Currently Houses: Williams Conservatory, Botany, Rocky Mountain Herbarium

History

Built in 1924 to house the University Library, the top floor east was the first permanent home of the UW college of Law, Formed in 1920. The building itself is named for one of the original five faculty at UW, a man who became nationally renowned in his field of botany, and spent several years as university president before stepping aside just as this building was completed.  Aven Nelson is the subject of a biography by Roger Williams as well as a recent book by American Studies associate professor Frieda Knobloch.

Few state in the West had sufficient funds to embark on building programs in the 1920s. This building is the happy result of decisions made by one of those “unsung heroes” of the university, a man named F. O. Sawin. Aven Nelson

Sawin, the brother of UW’s first mathematics professor, was the surveyor hired in the 1880s to select the university’s “land grant” lands. Sawin had come to Wyoming in 1872 from Kansas where his father had been a pioneer. He was appointed by Hoyt and Wyoming Governor F. E. Warren in 1886 to make the selections.  Among them were lands that became extraordinarily rich with mineral deposits, including the famed Big Muddy Oilfield near Glenrock.
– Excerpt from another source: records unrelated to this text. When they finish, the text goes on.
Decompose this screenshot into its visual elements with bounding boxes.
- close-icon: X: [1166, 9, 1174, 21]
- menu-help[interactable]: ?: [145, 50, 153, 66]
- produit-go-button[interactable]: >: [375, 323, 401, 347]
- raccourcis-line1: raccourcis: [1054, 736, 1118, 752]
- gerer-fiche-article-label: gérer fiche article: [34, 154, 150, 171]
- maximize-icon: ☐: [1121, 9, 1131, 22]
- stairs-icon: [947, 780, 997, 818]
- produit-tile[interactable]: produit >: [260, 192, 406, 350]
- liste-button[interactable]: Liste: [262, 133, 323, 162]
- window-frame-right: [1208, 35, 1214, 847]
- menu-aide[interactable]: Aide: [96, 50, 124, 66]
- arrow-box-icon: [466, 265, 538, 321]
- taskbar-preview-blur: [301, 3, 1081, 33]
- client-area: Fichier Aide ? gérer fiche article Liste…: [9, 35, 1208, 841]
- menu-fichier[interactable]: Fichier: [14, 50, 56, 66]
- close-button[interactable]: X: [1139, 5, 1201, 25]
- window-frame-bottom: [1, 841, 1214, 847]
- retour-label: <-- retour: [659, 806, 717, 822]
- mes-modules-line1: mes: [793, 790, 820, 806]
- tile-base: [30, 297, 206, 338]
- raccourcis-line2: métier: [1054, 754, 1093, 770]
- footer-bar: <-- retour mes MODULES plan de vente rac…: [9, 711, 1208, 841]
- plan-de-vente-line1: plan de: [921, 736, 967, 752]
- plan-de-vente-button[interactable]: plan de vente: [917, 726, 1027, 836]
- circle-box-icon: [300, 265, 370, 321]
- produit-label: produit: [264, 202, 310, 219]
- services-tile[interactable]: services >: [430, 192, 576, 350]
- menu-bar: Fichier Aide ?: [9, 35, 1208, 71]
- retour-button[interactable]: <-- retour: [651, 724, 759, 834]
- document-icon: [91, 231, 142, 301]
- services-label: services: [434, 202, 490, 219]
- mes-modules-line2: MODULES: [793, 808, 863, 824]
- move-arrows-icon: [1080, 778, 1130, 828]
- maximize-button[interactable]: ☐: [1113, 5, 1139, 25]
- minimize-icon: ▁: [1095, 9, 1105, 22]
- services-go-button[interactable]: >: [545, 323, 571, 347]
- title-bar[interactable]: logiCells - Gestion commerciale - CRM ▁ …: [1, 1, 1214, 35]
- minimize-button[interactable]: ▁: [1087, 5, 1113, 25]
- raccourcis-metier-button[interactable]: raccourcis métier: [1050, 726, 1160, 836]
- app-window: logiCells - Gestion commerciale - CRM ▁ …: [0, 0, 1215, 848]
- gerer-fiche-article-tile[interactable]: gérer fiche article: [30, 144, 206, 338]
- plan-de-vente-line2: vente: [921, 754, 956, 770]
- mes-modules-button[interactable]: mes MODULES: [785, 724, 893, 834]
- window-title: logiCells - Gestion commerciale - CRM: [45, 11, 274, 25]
In 1916 the “university well” came in, providing substantial royalties to UW from which revenues were applied for construction of the new library as well as the new Half Acre Gym.After his work was completed for the university, Sawin prospected for gold in Colorado and Wyoming, and began surveying for the Wyoming Central Land and Improvement Co. The facilities now contain the largest collection of dried plants in the world- over 561,000 specimens.

The Williams Conservatory

The large glass additon was built in 1994. It serves as a hands on way to observe the natural world. Louis and Terua Williams were supporters of the Botany Department for many years. Terua met Louis in Jackson Hole, Wyoming, where she was a school teacher and he was an aspiring botanist. Under the guidance of Aven Nelson, Louis earned his B.S. and M.S. degrees in the department. After receiving his Ph.D. from Washington State University, Louis' career took him to Harvard University, the Panamerican School of Agriculture in Honduras, the U.S. Department of Agriculture, and the Field Museum of Natural History in Chicago, where he was head of the Botany Department. He retired in 1973. For many years, Louis was the editor of the Bulletin of the American Orchid Society. Because of Louis and Terua's generous support , UW was pleased to name the conservatory in their honor. The Williams Conservatory currently holds over 500 living plant specimens.